The beat, rhythm and colors in the run up to the Night Mass—known as Simbang Gabi in the National Capital Region and Miatinis in the Ilocos —are getting their notes on the higher octave in the metropolis as well as north and south of it.
On the fifth night from tonight will begin the series of nine Masses traditionally celebrated in the pre-dawn hours each day from December 16 to December 24, the custom which began as a way of accompanying Mary symbolically in prayer through the nine months of her pregnancy.
At the Plaza Independencia of Lipa City, 82 kms southeast of the capital, Jane Recede told the Manila Standard there is a nearly 20-meter high Christmas tree, courtesy of the Sangguniang Panglungsod, lighted for 12 hours until 5am as from November.
There is another giant Christmas tree at the Lipa Cathedral, where the nine pre-dawn masses start on Friday at 4 am, with those attending Masses overwhelmed on their way out with the native puto bumbong, the Filipino purple rice cake steamed in bamboo tubes – a sight seen in many other areas of this country like Samar, Quezon, Rizal and Albay as well as Tarlac, Pampanga and Pangasinan which received the Christian Cross in the 16th century.
There is also the native bibingka, the fluffy cake made of glutinous galapong or rice dough, which is as well relished in the Ilocos Region and Cagayan Valley.
In Minglanilla, Cebu, Marivic Rosal talks of praying the Rosary followed by the 4 am Mass, with vendors of puto maya, a sticky rice cake made of steamed glutinous rice, fresh ginger juice and sweetened coconut milk, ready with their accompanying sikwate, the Cebuano version of hot chocolate or the tsokolate de batirol prepared by adding cocoa tablets.
In Paoay, Ilocos Norte, where the UN Heritage Lister Roman Catholic Church is, known for its colonial earthquake baroque architecture, Dr. Wilma Natividad talks of dancing lights that accompany a wave of rhythmic music and a giant Christmas tree in front of the town hall near the church.

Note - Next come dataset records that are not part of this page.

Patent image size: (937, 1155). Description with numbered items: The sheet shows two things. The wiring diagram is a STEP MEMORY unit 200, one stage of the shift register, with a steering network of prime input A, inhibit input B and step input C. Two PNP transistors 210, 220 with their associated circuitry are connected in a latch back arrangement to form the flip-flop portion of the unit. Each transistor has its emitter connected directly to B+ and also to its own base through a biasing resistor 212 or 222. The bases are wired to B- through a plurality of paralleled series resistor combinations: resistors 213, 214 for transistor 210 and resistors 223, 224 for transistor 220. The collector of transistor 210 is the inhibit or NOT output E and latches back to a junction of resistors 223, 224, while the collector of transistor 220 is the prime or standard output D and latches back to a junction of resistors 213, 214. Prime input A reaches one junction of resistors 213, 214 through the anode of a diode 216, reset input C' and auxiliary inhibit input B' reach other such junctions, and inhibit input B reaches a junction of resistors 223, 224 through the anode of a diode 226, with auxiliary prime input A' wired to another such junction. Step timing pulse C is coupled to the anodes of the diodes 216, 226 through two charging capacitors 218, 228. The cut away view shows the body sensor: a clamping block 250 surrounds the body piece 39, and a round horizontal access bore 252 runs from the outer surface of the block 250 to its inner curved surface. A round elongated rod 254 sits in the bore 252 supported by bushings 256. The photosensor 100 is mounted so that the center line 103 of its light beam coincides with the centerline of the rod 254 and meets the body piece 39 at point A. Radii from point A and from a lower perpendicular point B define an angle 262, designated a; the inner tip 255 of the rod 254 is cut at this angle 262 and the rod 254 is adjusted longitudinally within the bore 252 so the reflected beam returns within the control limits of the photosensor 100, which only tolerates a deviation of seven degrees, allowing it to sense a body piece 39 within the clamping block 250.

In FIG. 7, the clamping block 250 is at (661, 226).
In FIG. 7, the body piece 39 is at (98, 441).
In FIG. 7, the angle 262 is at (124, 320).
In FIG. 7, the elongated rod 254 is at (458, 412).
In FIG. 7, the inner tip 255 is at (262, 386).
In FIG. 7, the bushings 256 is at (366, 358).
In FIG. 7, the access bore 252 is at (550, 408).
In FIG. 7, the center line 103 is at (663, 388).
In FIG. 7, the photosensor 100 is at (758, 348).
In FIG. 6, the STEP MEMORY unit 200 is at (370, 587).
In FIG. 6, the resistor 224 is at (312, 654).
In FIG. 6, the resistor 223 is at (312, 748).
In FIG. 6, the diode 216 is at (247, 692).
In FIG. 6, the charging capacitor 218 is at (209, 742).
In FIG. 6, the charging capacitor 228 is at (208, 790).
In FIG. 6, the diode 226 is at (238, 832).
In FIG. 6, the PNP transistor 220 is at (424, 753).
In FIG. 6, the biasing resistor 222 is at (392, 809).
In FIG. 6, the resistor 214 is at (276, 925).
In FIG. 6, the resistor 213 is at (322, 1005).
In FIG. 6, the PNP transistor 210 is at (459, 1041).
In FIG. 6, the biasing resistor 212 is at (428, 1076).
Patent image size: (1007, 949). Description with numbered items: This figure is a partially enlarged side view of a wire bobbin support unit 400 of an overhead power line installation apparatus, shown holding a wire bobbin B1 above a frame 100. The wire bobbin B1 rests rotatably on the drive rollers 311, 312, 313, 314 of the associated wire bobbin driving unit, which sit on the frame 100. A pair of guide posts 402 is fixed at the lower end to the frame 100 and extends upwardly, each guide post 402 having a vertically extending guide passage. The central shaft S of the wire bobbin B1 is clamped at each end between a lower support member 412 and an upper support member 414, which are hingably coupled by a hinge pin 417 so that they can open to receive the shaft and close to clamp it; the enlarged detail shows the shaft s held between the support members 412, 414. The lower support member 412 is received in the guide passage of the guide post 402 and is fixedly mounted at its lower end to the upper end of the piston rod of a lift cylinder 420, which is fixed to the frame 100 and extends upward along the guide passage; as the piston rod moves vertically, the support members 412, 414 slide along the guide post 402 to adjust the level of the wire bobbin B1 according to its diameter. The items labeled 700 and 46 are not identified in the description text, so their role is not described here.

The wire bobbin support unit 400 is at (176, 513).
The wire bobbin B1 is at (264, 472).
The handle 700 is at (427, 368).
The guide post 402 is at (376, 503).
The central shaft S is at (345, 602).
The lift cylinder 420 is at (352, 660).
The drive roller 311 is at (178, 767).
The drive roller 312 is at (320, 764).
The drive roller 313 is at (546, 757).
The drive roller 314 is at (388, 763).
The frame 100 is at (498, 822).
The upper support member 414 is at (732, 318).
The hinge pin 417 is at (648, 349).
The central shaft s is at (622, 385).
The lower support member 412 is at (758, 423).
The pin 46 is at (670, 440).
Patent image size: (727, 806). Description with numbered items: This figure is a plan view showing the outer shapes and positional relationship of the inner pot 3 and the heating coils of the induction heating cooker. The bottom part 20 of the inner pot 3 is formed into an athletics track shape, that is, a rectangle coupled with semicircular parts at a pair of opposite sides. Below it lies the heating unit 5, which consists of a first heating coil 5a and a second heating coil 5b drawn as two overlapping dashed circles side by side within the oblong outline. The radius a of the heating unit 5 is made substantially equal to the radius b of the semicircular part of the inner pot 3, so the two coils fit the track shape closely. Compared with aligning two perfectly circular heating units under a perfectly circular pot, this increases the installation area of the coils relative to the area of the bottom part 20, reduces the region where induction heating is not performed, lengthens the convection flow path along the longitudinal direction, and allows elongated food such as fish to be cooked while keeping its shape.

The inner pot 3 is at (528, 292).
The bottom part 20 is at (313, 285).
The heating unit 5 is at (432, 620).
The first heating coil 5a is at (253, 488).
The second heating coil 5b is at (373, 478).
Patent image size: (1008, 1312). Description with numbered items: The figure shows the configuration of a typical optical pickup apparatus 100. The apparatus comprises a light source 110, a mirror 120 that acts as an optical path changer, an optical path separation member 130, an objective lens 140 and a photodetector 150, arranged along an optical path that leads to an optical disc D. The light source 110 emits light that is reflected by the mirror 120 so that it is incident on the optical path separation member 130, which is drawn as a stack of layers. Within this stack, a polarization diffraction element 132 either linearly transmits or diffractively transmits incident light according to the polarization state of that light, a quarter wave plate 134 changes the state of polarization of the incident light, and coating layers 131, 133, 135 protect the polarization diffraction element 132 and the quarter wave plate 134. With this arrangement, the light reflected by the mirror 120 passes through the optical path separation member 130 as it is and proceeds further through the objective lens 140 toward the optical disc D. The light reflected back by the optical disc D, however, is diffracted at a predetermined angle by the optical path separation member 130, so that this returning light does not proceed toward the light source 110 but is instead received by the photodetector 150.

In Cagayan, known for its breathtaking rolling hills, the Sierra Madre mountain, great beaches, and amazing caves, the first class town of Gonzaga is also setting up a Christmas tree.
But the town of Pamplona, according to Zena Gail, has a Christmas village called Disneyland, where the young and old prepare for the anniversary of the birth of Jesus Christ.
This tradition of Midnight Mass was chronicled initially by Egeria, a Galician woman who went on a pilgrimage to the Holy Land between 381-384. Egeria had observed how, in Bethlehem, the early Catholics of Jerusalem celebrated the Christmas mystery with a vigil during midnight.
The tradition reached the Western world in the year 430 under Pope Sixtus III in the Basilica of St Mary Major.
This special Mass is known as Missa do Gallo in Portuguese, which means “Rooster’s Mass” or Misa de los Pastores in Spain or Shepherds’ Mass, and continues to be celebrated in many former Spanish colonies on Christmas Eve and in other areas as from December 16 for the nine-day Masses.
Following the liturgical celebration, many friends and families join together to exchange gifts in many Christian homes of this land of 114 million, where nearly 87 percent are Catholics.
Theologians say, as a result, one of the main themes of the series of Masses is religion—specifically the tenets of the Roman Catholic faith—with episodes full of references to passages and verses in the Bible; some more well-known than others.
During Midnight Mass, many Christians will take sacrament or the Holy Supper, pray and sing religious carols and hymns.
Candles are often lit to represent Jesus, often referred to as being the Light of the World, being born in Bethlehem over 2000 years ago.
The book of Revelation, from which Midnight Mass’ final episode takes its name, foretells not just about the Apocalypse and Final Judgment, but about the events that ultimately will lead to it.
That includes, according to theologians, the story from Revelation , when the angel Lucifer waged war against God and lost.